郵便局への行政事務委託
山梨日日新聞No.17【令和5年1月28日発行】
人とのつながりが希薄となりがちな今般のコロナ禍の中で、一年の始まりに多くの人が年賀状のやり取りを通して、改めてつながりの大切さを感じたのではないだろうか。しかし、年賀状の配達件数は14年連続で減少している。
年賀状の配達を担う日本郵政㈱では、2021年10月から、通常郵便物の土曜日の配達休止等を実施している。その背景には、働き方改革や利用者ニーズの変化等とともに、特に20年度以降、デジタル化の進展に伴う郵便物の減少等による減益傾向が続いていることも挙げられる。
こうした同社の経営悪化の事態を受け、所管する総務省は、22年10月、情報通信審議会に対し「デジタル社会における郵便局の地域貢献の在り方」について諮問を行っているが、縮小する地域経済の中で課題の解決はなかなか難しい。
そもそも、同社は、全国47都道府県及び1357市区町村との間で包括連携協定を締結している(22年9月末現在)。
また、山梨県内ではまだ見られないが、全国165市区町村の562の郵便局窓口(22年6月末現在)で自治体が発行する証明書の交付事務を受託しており、転出届の受付等の事務に加え、マイナンバーカードの電子証明書の発行・更新等に係る事務も委託可能となっている。
さらには、国民健康保険や介護保険を始め、児童手当等の各種届出事務を受託している郵便局もある。例えば、長野県泰阜村では、全国初の取り組みとして、19年7月から、日本郵政㈱に地方公共団体事務の包括委託を行っており、村内2カ所の郵便局で村の支所業務が行われている。現在では、複数の自治体でも、支所・出張所等の廃止に伴い、その業務を郵便局に委託している事例が増加している。
この他、一部の郵便局では、児童や高齢者の見守りサービスの他、高齢者の買い物支援、空き家の活用支援など幅広く地域課題の解決に向けた取組を展開している。

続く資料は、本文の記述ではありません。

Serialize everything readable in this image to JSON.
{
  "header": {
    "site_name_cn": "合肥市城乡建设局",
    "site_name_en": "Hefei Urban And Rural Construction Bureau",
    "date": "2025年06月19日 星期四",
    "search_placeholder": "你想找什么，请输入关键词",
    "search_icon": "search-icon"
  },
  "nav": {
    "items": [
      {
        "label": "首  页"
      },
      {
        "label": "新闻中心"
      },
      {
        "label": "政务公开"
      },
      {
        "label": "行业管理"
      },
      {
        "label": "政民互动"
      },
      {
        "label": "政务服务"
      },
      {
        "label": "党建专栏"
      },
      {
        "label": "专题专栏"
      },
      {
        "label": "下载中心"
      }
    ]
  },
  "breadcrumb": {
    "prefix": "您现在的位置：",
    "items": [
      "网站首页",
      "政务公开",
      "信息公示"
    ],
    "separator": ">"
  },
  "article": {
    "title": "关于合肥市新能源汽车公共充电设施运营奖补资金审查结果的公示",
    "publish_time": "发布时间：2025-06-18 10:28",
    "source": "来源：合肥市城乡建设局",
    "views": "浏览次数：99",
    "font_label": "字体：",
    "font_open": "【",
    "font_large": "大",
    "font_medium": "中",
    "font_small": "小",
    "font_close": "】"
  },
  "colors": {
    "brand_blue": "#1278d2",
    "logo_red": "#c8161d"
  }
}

ただし、既に委託を開始している自治体の例を見ると、年間委託料が郵便局社員1名分の人件費にも満たない事例が多く、日本郵政㈱の経営改善への貢献としては限定的のようである。
行政の窓口業務は、行政と住民とをつなぐ橋渡し的機能を有しており、特に過疎地域では重要なインフラである。人口減少・超高齢化、各種需要の減少、地域に必要なサービス水準の低下という悪循環が懸念される中で、今後の行政事務の業務委託をめぐっては、行政と郵便局それぞれの課題を踏まえつつ、地域で維持すべき住民目線に立ったサービス等のあり方について、行政、郵便局及び住民の三者で話し合うところから始めてみてはどうだろうか。